Box-and-Whisker Plots

To understand box-and-whisker plots, you have to understand medians and quartiles of a data set.

The median is the middle number of a set of data, or the average of the two middle numbers (if there are an even number of data points).

The median (Q2) divides the data set into two parts, the upper set and the lower set. The lower quartile (Q1) is the median of the lower half, and the upper quartile (Q3) is the median of the upper half.

Example:

Find Q1, Q2, and Q3 for the following data set, and draw a box-and-whisker plot.

2, 6, 7, 8, 8, 11, 12, 13, 14, 15, 22, 23

There are 12 data points. The middle two are 11 and 12. So the median, Q2, is 11.5.

The "lower half" of the data set is the set {2, 6, 7, 8, 8, 11}. The median here is 7.5. So Q1 = 7.5.

The "upper half" of the data set is the set {12, 13, 14, 15, 22, 23}. The median here is 14.5. So Q3 = 14.5.

A box-and-whisker plot displays the values Q1, Q2, and Q3, along with the extreme values of the data set (2 and 23, in this case):

A box & whisker plot shows a "box" with left edge at Q1, right edge at Q3, the "middle" of the box at Q2 (the median) and the maximum and minimum as "whiskers".

Note that the plot divides the data into 4 equal parts. The left whisker represents the bottom 25% of the data, the left half of the box represents the second 25%, the right half of the box represents the third 25%, and the right whisker represents the top 25%.

Outliers

If a data value is very far away from the quartiles (either much less than Q1 or much greater than Q3), it is sometimes designated an outlier. Instead of being shown using the whiskers of the box-and-whisker plot, outliers are usually shown as separately plotted points.

The standard definition for an outlier is a number which is less than Q1 or greater than Q3 by more than 1.5 times the interquartile range (IQR = Q3 − Q1). That is, an outlier is any number less than Q1 − (1.5 × IQR) or greater than Q3 + (1.5 × IQR).

Example:

Find Q1, Q2, and Q3 for the following data set. Identify any outliers, and draw a box-and-whisker plot.

5, 40, 42, 46, 48, 49, 50, 50, 52, 53, 55, 56, 58, 75, 102

There are 15 values, arranged in increasing order. So, Q2 is the 8th data point, 50.

Q1 is the 4th data point, 46, and Q1 is the 12th data point, 56.

The interquartile range IQR is Q3 − Q1 or 56 − 47 = 10.

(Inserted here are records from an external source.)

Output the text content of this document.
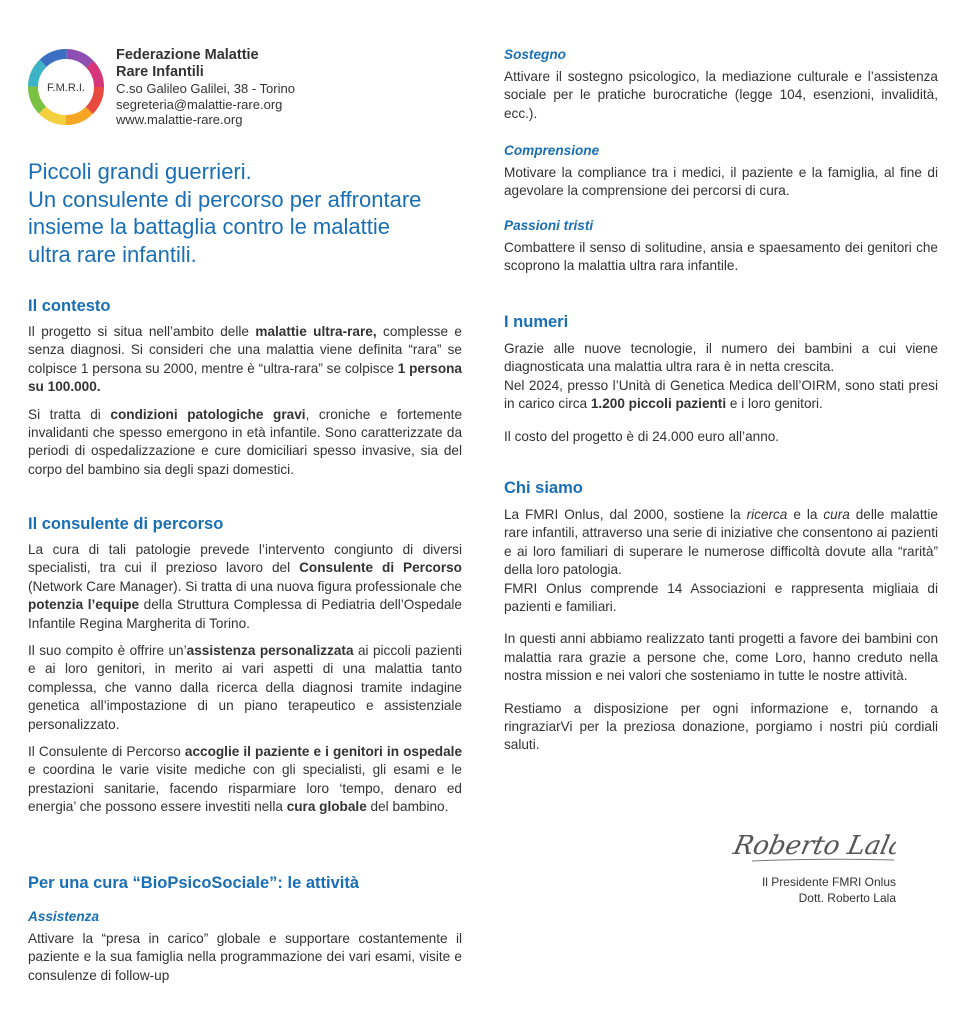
F.M.R.I.
Federazione Malattie
Rare Infantili
C.so Galileo Galilei, 38 - Torino
segreteria@malattie-rare.org
www.malattie-rare.org
Piccoli grandi guerrieri.
Un consulente di percorso per affrontare
insieme la battaglia contro le malattie
ultra rare infantili.
Il contesto

Il progetto si situa nell’ambito delle malattie ultra-rare, complesse e senza diagnosi. Si consideri che una malattia viene definita “rara” se colpisce 1 persona su 2000, mentre è “ultra-rara” se colpisce 1 persona su 100.000.

Si tratta di condizioni patologiche gravi, croniche e fortemente invalidanti che spesso emergono in età infantile. Sono caratterizzate da periodi di ospedalizzazione e cure domiciliari spesso invasive, sia del corpo del bambino sia degli spazi domestici.

Il consulente di percorso

La cura di tali patologie prevede l’intervento congiunto di diversi specialisti, tra cui il prezioso lavoro del Consulente di Percorso (Network Care Manager). Si tratta di una nuova figura professionale che potenzia l’equipe della Struttura Complessa di Pediatria dell’Ospedale Infantile Regina Margherita di Torino.

Il suo compito è offrire un’assistenza personalizzata ai piccoli pazienti e ai loro genitori, in merito ai vari aspetti di una malattia tanto complessa, che vanno dalla ricerca della diagnosi tramite indagine genetica all’impostazione di un piano terapeutico e assistenziale personalizzato.

Il Consulente di Percorso accoglie il paziente e i genitori in ospedale e coordina le varie visite mediche con gli specialisti, gli esami e le prestazioni sanitarie, facendo risparmiare loro ‘tempo, denaro ed energia’ che possono essere investiti nella cura globale del bambino.

Per una cura “BioPsicoSociale”: le attività
Assistenza

Attivare la “presa in carico” globale e supportare costantemente il paziente e la sua famiglia nella programmazione dei vari esami, visite e consulenze di follow-up

Sostegno

Attivare il sostegno psicologico, la mediazione culturale e l’assistenza sociale per le pratiche burocratiche (legge 104, esenzioni, invalidità, ecc.).

Comprensione

Motivare la compliance tra i medici, il paziente e la famiglia, al fine di agevolare la comprensione dei percorsi di cura.

Passioni tristi

Combattere il senso di solitudine, ansia e spaesamento dei genitori che scoprono la malattia ultra rara infantile.

I numeri

Grazie alle nuove tecnologie, il numero dei bambini a cui viene diagnosticata una malattia ultra rara è in netta crescita.

Nel 2024, presso l’Unità di Genetica Medica dell’OIRM, sono stati presi in carico circa 1.200 piccoli pazienti e i loro genitori.

Il costo del progetto è di 24.000 euro all’anno.

Chi siamo

La FMRI Onlus, dal 2000, sostiene la ricerca e la cura delle malattie rare infantili, attraverso una serie di iniziative che consentono ai pazienti e ai loro familiari di superare le numerose difficoltà dovute alla “rarità” della loro patologia.

FMRI Onlus comprende 14 Associazioni e rappresenta migliaia di pazienti e familiari.

In questi anni abbiamo realizzato tanti progetti a favore dei bambini con malattia rara grazie a persone che, come Loro, hanno creduto nella nostra mission e nei valori che sosteniamo in tutte le nostre attività.

Restiamo a disposizione per ogni informazione e, tornando a ringraziarVi per la preziosa donazione, porgiamo i nostri più cordiali saluti.

Roberto Lala
Il Presidente FMRI Onlus
Dott. Roberto Lala
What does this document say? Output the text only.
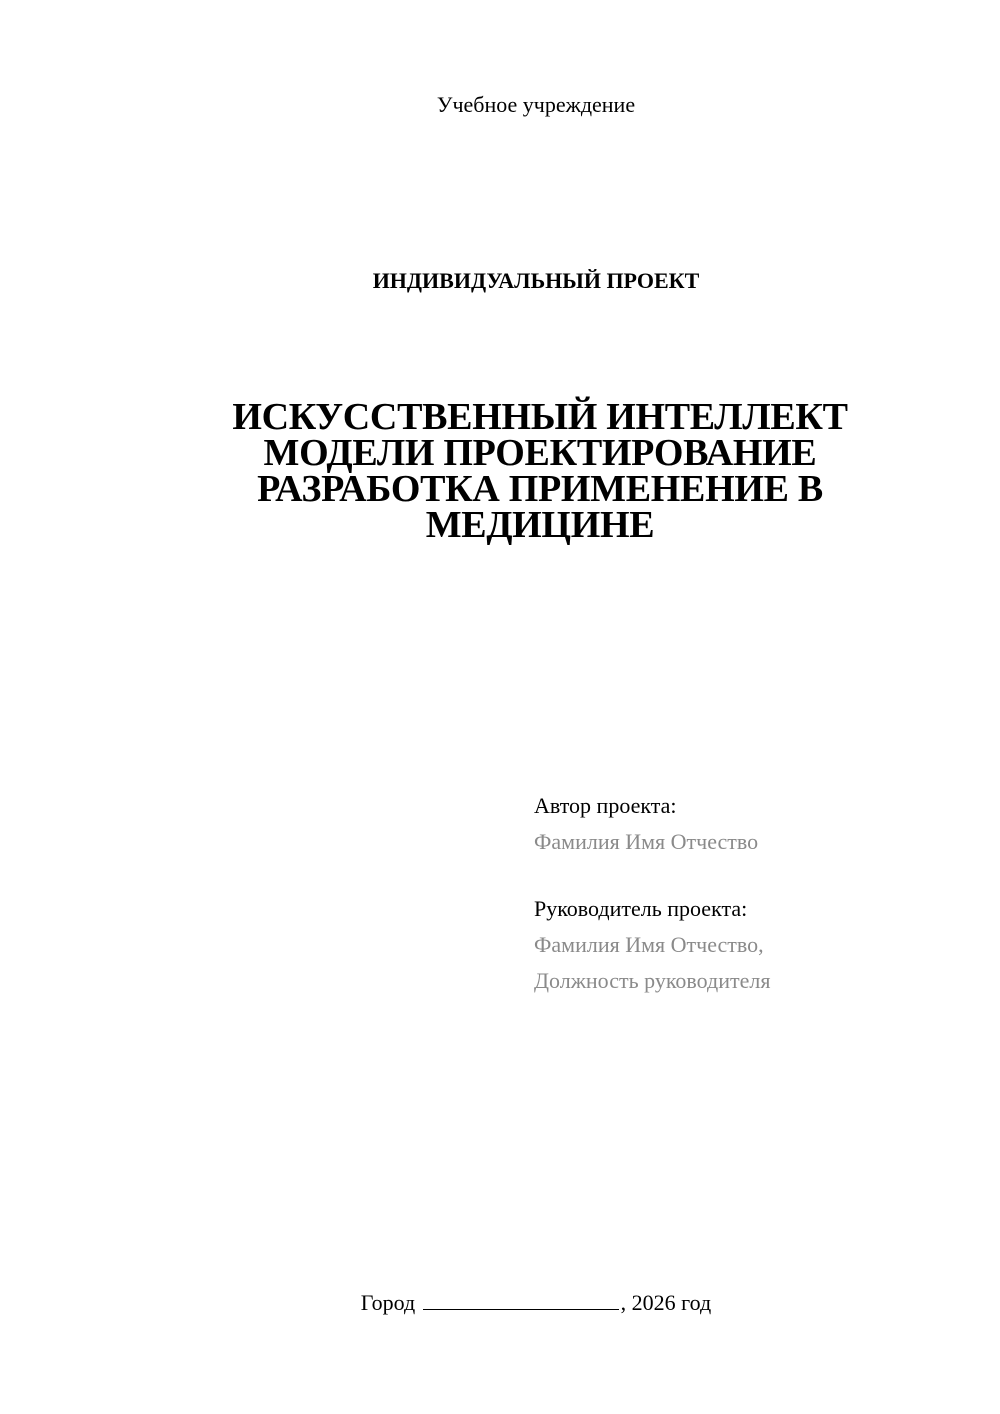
Учебное учреждение
ИНДИВИДУАЛЬНЫЙ ПРОЕКТ
ИСКУССТВЕННЫЙ ИНТЕЛЛЕКТ
МОДЕЛИ ПРОЕКТИРОВАНИЕ
РАЗРАБОТКА ПРИМЕНЕНИЕ В
МЕДИЦИНЕ
Автор проекта:
Фамилия Имя Отчество
Руководитель проекта:
Фамилия Имя Отчество,
Должность руководителя
Город	, 2026 год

Now we need to find whether there are values less than Q1 − (1.5 × IQR) or greater than Q3 + (1.5 × IQR).

Q1 − (1.5 × IQR) = 46 − 15 = 31

Q3 + (1.5 × IQR) = 56 + 15 = 71

Since 5 is less than 31 and 75 and 102 are greater than 71, there are 3 outliers.

The box-and-whisker plot is as shown. Note that 40 and 58 are shown as the ends of the whiskers, with the outliers plotted separately.